What One University Learned About Pandemic Trauma and Its Work Force

The Chronicle of Higher Education

Sarah Brown

February 15, 2022

When the University of Wisconsin at Milwaukee surveyed its employees last year about how the pandemic was affecting them, the results were alarming: Among the 631 university employees who responded, 73 percent reported having one symptom of post-traumatic stress disorder caused by the pandemic. Nearly 40 percent reported having three or more symptoms.

That’s not what you’d expect from people who generally have stable jobs and health insurance, said James (Dimitri) Topitzes, a professor of social work at UW-Milwaukee and co-founder and director of clinical services at the Institute for Child and Family Well-Being.

“For many people, the pandemic is not just an irritant,” Topitzes said. “It really destabilized folks.”

Those were among the findings that Topitzes and Adam Jussel, the dean of students, shared from a 2021 study of how faculty and staff members were coping with Covid and how the university could better support its roughly 6,700 employees. Most survey respondents were white women; 69 percent were staff members, 26 percent were faculty members, and 5 percent were student employees. Topitzes and Jussel soon hope to publish their work in a peer-reviewed journal.

According to the study, people who were younger, had caregiving responsibilities, experienced social isolation, or lost loved ones to Covid-19 were more likely to report symptoms of PTSD. “As stress accumulates, it can start to overwhelm coping skills and move into the terrain of traumatic stress,” Topitzes said.

Some of the findings were a mixed bag: While 30 percent of respondents said they weren’t optimistic about their careers or the future, 35 percent said their lives had improved during the pandemic.
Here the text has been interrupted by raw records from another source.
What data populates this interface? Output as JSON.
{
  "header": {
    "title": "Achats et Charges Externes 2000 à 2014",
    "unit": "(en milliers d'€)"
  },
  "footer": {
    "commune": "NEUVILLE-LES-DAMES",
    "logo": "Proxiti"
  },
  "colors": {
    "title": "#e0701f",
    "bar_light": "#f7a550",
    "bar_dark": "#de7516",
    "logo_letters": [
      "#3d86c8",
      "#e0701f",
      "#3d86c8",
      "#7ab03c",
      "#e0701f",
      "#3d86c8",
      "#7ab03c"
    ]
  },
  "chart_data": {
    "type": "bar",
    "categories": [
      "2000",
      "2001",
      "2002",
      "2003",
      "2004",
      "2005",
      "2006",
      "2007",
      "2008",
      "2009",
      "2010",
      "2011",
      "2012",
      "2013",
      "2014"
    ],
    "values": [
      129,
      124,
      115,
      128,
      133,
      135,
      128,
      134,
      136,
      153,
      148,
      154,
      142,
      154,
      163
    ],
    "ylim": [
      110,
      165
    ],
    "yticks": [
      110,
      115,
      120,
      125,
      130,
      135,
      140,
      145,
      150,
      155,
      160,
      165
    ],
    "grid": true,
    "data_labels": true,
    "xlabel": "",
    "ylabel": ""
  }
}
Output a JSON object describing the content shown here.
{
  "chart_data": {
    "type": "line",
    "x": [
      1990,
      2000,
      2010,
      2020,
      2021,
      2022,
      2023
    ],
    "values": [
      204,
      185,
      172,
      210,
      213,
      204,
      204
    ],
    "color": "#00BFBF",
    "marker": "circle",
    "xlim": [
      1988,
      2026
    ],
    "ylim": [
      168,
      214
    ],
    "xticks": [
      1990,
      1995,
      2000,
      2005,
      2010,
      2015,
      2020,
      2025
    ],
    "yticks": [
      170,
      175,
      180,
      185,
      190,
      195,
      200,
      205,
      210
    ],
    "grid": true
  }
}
Topitzes and Jussel, along with their co-authors, found that several strategies appeared to reduce the risk of PTSD symptoms. Some of them weren’t surprising: spending time outdoors, with pets, and with family or friends. But one was: working emerged as a successful coping mechanism.
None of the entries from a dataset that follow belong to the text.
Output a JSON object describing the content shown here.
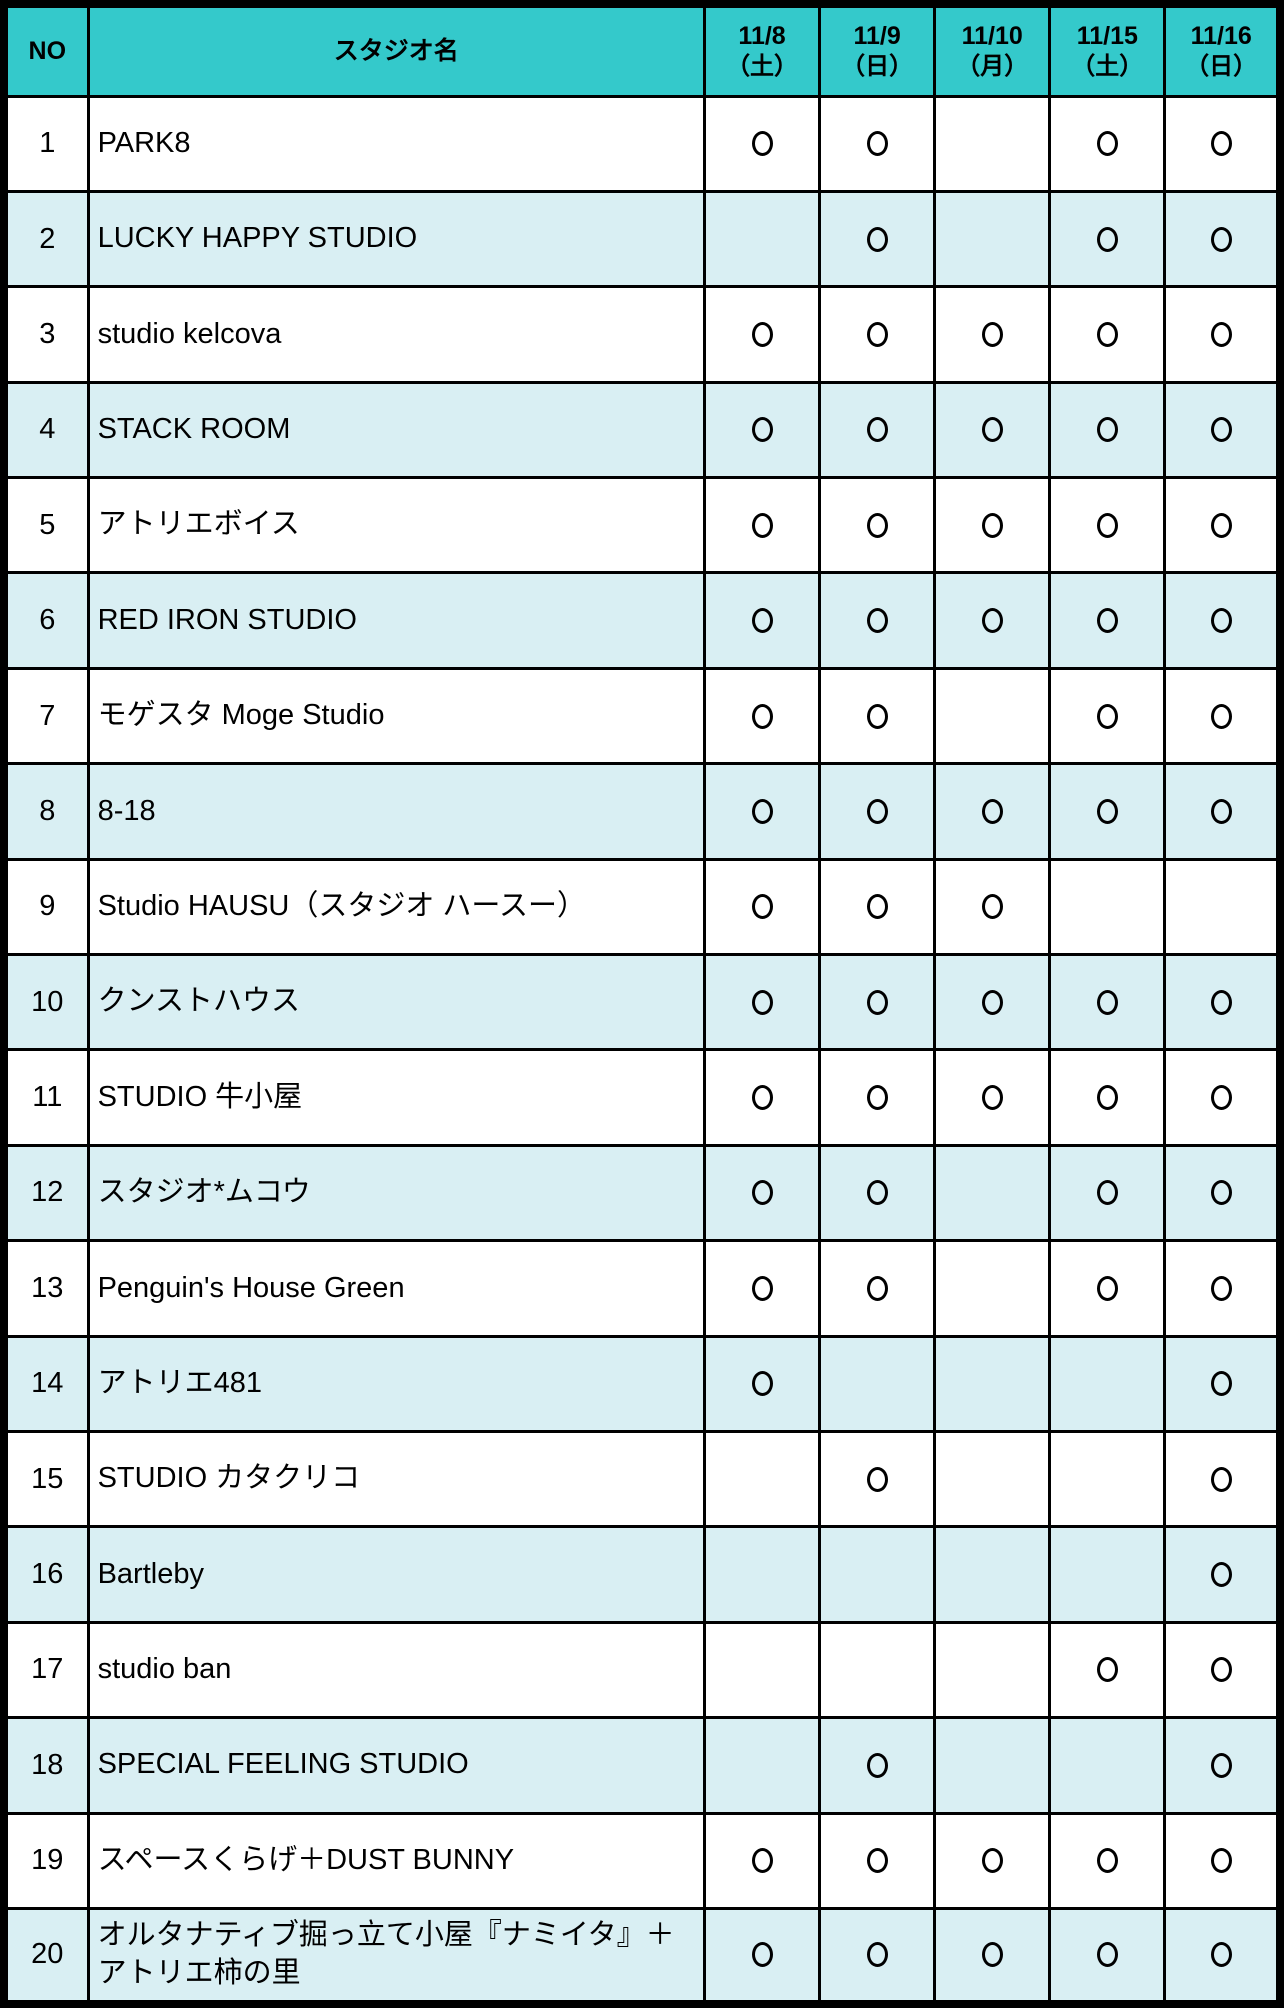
{
  "table": {
    "columns": {
      "no_label": "NO",
      "studio_label": "スタジオ名"
    },
    "date_columns": [
      {
        "date": "11/8",
        "day": "（土）"
      },
      {
        "date": "11/9",
        "day": "（日）"
      },
      {
        "date": "11/10",
        "day": "（月）"
      },
      {
        "date": "11/15",
        "day": "（土）"
      },
      {
        "date": "11/16",
        "day": "（日）"
      }
    ],
    "available_marker": "open-circle",
    "rows": [
      {
        "no": "1",
        "name": "PARK8",
        "availability": [
          true,
          true,
          false,
          true,
          true
        ]
      },
      {
        "no": "2",
        "name": "LUCKY HAPPY STUDIO",
        "availability": [
          false,
          true,
          false,
          true,
          true
        ]
      },
      {
        "no": "3",
        "name": "studio kelcova",
        "availability": [
          true,
          true,
          true,
          true,
          true
        ]
      },
      {
        "no": "4",
        "name": "STACK ROOM",
        "availability": [
          true,
          true,
          true,
          true,
          true
        ]
      },
      {
        "no": "5",
        "name": "アトリエボイス",
        "availability": [
          true,
          true,
          true,
          true,
          true
        ]
      },
      {
        "no": "6",
        "name": "RED IRON STUDIO",
        "availability": [
          true,
          true,
          true,
          true,
          true
        ]
      },
      {
        "no": "7",
        "name": "モゲスタ Moge Studio",
        "availability": [
          true,
          true,
          false,
          true,
          true
        ]
      },
      {
        "no": "8",
        "name": "8-18",
        "availability": [
          true,
          true,
          true,
          true,
          true
        ]
      },
      {
        "no": "9",
        "name": "Studio HAUSU（スタジオ ハースー）",
        "availability": [
          true,
          true,
          true,
          false,
          false
        ]
      },
      {
        "no": "10",
        "name": "クンストハウス",
        "availability": [
          true,
          true,
          true,
          true,
          true
        ]
      },
      {
        "no": "11",
        "name": "STUDIO 牛小屋",
        "availability": [
          true,
          true,
          true,
          true,
          true
        ]
      },
      {
        "no": "12",
        "name": "スタジオ*ムコウ",
        "availability": [
          true,
          true,
          false,
          true,
          true
        ]
      },
      {
        "no": "13",
        "name": "Penguin's House Green",
        "availability": [
          true,
          true,
          false,
          true,
          true
        ]
      },
      {
        "no": "14",
        "name": "アトリエ481",
        "availability": [
          true,
          false,
          false,
          false,
          true
        ]
      },
      {
        "no": "15",
        "name": "STUDIO カタクリコ",
        "availability": [
          false,
          true,
          false,
          false,
          true
        ]
      },
      {
        "no": "16",
        "name": "Bartleby",
        "availability": [
          false,
          false,
          false,
          false,
          true
        ]
      },
      {
        "no": "17",
        "name": "studio ban",
        "availability": [
          false,
          false,
          false,
          true,
          true
        ]
      },
      {
        "no": "18",
        "name": "SPECIAL FEELING STUDIO",
        "availability": [
          false,
          true,
          false,
          false,
          true
        ]
      },
      {
        "no": "19",
        "name": "スペースくらげ＋DUST BUNNY",
        "availability": [
          true,
          true,
          true,
          true,
          true
        ]
      },
      {
        "no": "20",
        "name": "オルタナティブ掘っ立て小屋『ナミイタ』＋アトリエ柿の里",
        "availability": [
          true,
          true,
          true,
          true,
          true
        ]
      }
    ]
  },
  "colors": {
    "header_bg": "#34C9CB",
    "alt_row_bg": "#D9EFF3",
    "row_bg": "#FFFFFF",
    "border": "#000000"
  }
}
Even though work was often a stressor for people over the past two years, it could also be a de-stressor — especially when the work was meaningful and involved social connection.
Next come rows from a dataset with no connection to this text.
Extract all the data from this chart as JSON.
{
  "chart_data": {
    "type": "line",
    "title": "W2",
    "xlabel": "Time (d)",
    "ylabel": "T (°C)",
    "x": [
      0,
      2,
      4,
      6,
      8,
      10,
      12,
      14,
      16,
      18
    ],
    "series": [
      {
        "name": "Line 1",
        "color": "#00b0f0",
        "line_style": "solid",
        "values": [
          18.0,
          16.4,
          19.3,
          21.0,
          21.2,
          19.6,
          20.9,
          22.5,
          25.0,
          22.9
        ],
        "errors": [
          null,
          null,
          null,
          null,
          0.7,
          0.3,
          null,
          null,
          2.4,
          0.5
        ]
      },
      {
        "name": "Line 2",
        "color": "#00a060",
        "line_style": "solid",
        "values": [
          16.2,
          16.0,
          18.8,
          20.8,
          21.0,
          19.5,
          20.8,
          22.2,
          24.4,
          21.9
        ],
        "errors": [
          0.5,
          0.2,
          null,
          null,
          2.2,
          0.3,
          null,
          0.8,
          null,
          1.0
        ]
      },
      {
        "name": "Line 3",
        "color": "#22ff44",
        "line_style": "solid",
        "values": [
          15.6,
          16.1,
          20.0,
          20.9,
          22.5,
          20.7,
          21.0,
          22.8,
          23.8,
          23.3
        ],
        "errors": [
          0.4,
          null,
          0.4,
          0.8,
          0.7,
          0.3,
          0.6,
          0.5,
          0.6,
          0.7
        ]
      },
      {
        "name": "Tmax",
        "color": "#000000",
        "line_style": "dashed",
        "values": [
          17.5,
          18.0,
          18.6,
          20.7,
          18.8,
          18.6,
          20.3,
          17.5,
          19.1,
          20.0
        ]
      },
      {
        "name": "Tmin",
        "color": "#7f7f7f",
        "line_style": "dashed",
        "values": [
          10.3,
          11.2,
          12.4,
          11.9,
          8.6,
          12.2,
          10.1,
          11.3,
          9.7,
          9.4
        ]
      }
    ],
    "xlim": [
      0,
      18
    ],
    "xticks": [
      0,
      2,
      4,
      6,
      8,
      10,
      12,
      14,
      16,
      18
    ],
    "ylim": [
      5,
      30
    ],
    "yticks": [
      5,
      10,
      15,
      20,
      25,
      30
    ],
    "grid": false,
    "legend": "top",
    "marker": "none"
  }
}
People didn’t want to be just answering emails and pushing papers, Topitzes said; they wanted to be taking on passion projects and collaborating with colleagues. Work also provided some human interaction at a time when people were feeling isolated, and offered people an opportunity to serve others, which research has shown to be beneficial for those experiencing trauma, Topitzes said.

Some university employees complained in the survey about increased workloads, resulting in large part from pandemic-era financial turmoil, furloughs, and hiring freezes. In the immediate term, there’s not much the university can do about staffing shortages.

But if managers cut back busywork and meetings and instead gave employees more creative outlets, that could help reduce frustration and avoid burnout, Topitzes said.

Jussel pointed to the cross-departmental campus-response teams that have formed during the pandemic, which have improved institutional communication and encouraged collaboration, as a potential model for the future.